Sure, I get that (and that #include hell is why I have FIXADDR_SIZE_MAX above).

What I'm trying to do is make the relationship between those regions clear *in
one place*, so that this is easier to follow, as that was one of the things I
found painful during review. That said, it's not clear cut, and I'll happily
defer to the judgement of Will and Catalin.

For the series as-is:

Acked-by: Mark Rutland <mark.rutland@arm.com>

Will/Catalin, please let me know your preference on the above.

Thanks,
Mark.
Catalin Marinas Feb. 9, 2024, 5:33 p.m. UTC | #4
On Wed, Dec 13, 2023 at 02:39:30PM +0000, Mark Rutland wrote:
> > On Wed, 13 Dec 2023 at 14:49, Mark Rutland <mark.rutland@arm.com> wrote:
> > > | #define GUARD_VA_SIZE          (UL(SZ_8M))
> > > |
> > > | #define FIXADDR_TOP            (-GUARD_VA_SIZE)
> > > | #define FIXADDR_SIZE_MAX       SZ_8M
> > > | #define FIXADDR_START_MIN      (FIXADDR_TOP - FIXADDR_SIZE_MAX)
> > > |
> > > | #define PCI_IO_END             (FIXADDR_START_MIN - GUARD_VA_SIZE)
> > > | #define PCI_IO_START           (PCI_IO_END - PCI_IO_SIZE)
> > > |
> > > | #define VMEMMAP_END            (ALIGN_DOWN(PCI_IO_START - GUARD_VA_SIZE, SZ_1G))
> > > | #define VMEMMAP_START          (VMEMMAP_END - VMEMMAP_SIZE)
> > >
> > > ... and in fixmap.h have:
> > >
> > > /* Ensure the estimate in memory.h was big enough */
> > > static_assert(FIXADDR_SIZE_MAX > FIXADDR_SIZE);
[...]
> What I'm trying to do is make the relationship between those regions clear *in
> one place*, so that this is easier to follow, as that was one of the things I
> found painful during review. That said, it's not clear cut, and I'll happily
> defer to the judgement of Will and Catalin.

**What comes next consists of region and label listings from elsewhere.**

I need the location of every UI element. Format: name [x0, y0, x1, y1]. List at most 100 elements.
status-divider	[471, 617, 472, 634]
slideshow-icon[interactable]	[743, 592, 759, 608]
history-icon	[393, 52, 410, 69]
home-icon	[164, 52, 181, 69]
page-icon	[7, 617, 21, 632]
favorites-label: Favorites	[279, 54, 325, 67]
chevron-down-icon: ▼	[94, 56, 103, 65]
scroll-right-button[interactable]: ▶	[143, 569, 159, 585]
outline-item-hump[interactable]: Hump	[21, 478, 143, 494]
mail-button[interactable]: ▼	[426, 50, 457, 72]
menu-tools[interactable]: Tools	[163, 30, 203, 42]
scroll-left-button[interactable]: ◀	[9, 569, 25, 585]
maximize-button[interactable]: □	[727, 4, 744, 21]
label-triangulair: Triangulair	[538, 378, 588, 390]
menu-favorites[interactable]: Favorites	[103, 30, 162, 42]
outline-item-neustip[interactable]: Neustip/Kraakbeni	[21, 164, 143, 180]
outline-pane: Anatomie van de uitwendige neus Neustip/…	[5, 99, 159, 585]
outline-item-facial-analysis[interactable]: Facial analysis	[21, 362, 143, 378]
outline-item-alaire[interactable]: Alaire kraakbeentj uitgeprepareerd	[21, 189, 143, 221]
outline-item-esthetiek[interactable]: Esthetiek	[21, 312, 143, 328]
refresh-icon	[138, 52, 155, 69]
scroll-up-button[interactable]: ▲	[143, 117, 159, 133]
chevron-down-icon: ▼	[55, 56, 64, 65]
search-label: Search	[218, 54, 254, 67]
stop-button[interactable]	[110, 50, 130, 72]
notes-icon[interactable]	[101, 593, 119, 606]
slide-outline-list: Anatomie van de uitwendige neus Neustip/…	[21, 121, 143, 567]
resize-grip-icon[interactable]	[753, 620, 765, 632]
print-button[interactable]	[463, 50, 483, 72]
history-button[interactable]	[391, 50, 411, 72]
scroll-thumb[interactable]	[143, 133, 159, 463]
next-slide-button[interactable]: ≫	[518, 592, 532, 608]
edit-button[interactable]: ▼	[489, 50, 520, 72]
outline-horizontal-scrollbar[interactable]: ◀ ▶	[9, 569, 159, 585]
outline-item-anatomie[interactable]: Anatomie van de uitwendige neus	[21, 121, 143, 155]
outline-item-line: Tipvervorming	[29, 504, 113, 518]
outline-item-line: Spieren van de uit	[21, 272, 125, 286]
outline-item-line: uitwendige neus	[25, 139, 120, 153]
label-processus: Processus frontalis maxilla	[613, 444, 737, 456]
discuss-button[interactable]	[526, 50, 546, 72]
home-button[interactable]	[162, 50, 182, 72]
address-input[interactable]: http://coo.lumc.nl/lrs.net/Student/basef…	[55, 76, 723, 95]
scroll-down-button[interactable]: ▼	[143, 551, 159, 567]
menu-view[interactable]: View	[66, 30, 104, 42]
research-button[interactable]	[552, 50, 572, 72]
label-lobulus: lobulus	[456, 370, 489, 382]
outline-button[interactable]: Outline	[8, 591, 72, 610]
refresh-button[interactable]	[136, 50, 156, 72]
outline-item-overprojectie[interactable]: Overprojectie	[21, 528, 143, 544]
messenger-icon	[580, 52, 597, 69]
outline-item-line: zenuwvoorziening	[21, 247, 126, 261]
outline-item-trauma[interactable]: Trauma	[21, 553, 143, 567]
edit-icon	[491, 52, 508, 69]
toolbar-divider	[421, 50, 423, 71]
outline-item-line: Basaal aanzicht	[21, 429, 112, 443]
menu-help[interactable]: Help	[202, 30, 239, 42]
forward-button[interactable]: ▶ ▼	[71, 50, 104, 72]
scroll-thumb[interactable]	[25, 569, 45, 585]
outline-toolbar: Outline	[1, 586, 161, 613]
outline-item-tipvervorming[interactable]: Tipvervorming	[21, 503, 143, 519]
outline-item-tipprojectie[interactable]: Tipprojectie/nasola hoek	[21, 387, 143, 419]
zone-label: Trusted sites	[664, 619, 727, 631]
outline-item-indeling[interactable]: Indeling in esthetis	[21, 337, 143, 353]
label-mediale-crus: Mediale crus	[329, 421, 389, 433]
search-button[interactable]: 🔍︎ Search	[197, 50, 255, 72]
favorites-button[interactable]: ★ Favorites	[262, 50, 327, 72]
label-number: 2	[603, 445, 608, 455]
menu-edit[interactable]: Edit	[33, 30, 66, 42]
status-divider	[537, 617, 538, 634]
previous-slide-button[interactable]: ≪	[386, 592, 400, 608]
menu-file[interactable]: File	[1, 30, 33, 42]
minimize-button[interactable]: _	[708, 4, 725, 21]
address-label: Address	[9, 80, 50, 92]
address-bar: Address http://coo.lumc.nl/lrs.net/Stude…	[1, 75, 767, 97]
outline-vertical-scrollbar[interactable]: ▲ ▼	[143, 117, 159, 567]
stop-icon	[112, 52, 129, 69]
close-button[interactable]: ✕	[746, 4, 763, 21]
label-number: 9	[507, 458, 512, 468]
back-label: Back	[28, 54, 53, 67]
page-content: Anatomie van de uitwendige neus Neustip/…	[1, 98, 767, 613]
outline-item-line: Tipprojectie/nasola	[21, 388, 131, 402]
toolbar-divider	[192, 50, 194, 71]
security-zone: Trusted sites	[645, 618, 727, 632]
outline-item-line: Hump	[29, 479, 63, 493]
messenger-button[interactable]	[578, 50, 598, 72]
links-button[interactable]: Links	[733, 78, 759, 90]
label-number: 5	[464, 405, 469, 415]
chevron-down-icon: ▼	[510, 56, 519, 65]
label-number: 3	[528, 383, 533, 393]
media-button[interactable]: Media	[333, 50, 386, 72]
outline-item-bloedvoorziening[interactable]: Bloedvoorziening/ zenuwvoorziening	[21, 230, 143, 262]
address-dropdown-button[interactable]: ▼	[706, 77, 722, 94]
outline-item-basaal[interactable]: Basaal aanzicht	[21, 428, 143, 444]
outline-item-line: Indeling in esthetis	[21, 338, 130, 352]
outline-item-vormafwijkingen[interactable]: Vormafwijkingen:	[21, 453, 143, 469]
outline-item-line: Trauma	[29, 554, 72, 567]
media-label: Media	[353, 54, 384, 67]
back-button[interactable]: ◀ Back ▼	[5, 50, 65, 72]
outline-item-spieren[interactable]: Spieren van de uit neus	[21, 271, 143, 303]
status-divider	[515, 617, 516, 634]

I think Mark's proposal is slightly cleaner. There's no actual layout
change, just making the maximum fixaddr size explicit in memory.h.

I'm queuing this series, so Mark please send a patch on top (I'll kick
off b4 ty soon).

Thanks.
diff mbox series

Patch

diff --git a/arch/arm64/include/asm/memory.h b/arch/arm64/include/asm/memory.h
index 2745bed8ae5b..b49575a92afc 100644
--- a/arch/arm64/include/asm/memory.h
+++ b/arch/arm64/include/asm/memory.h
@@ -30,8 +30,8 @@ 
  * keep a constant PAGE_OFFSET and "fallback" to using the higher end
  * of the VMEMMAP where 52-bit support is not available in hardware.
  */
-#define VMEMMAP_SHIFT	(PAGE_SHIFT - STRUCT_PAGE_MAX_SHIFT)
-#define VMEMMAP_SIZE	((_PAGE_END(VA_BITS_MIN) - PAGE_OFFSET) >> VMEMMAP_SHIFT)
+#define VMEMMAP_RANGE	(_PAGE_END(VA_BITS_MIN) - PAGE_OFFSET)
+#define VMEMMAP_SIZE	((VMEMMAP_RANGE >> PAGE_SHIFT) * sizeof(struct page))
 
 /*
  * PAGE_OFFSET - the virtual address of the start of the linear map, at the
@@ -47,8 +47,8 @@ 
 #define MODULES_END		(MODULES_VADDR + MODULES_VSIZE)
 #define MODULES_VADDR		(_PAGE_END(VA_BITS_MIN))
 #define MODULES_VSIZE		(SZ_2G)
-#define VMEMMAP_START		(-(UL(1) << (VA_BITS - VMEMMAP_SHIFT)))
-#define VMEMMAP_END		(VMEMMAP_START + VMEMMAP_SIZE)
+#define VMEMMAP_START		(VMEMMAP_END - VMEMMAP_SIZE)
+#define VMEMMAP_END		(-UL(SZ_1G))
 #define PCI_IO_START		(VMEMMAP_END + SZ_8M)
 #define PCI_IO_END		(PCI_IO_START + PCI_IO_SIZE)
 #define FIXADDR_TOP		(-UL(SZ_8M))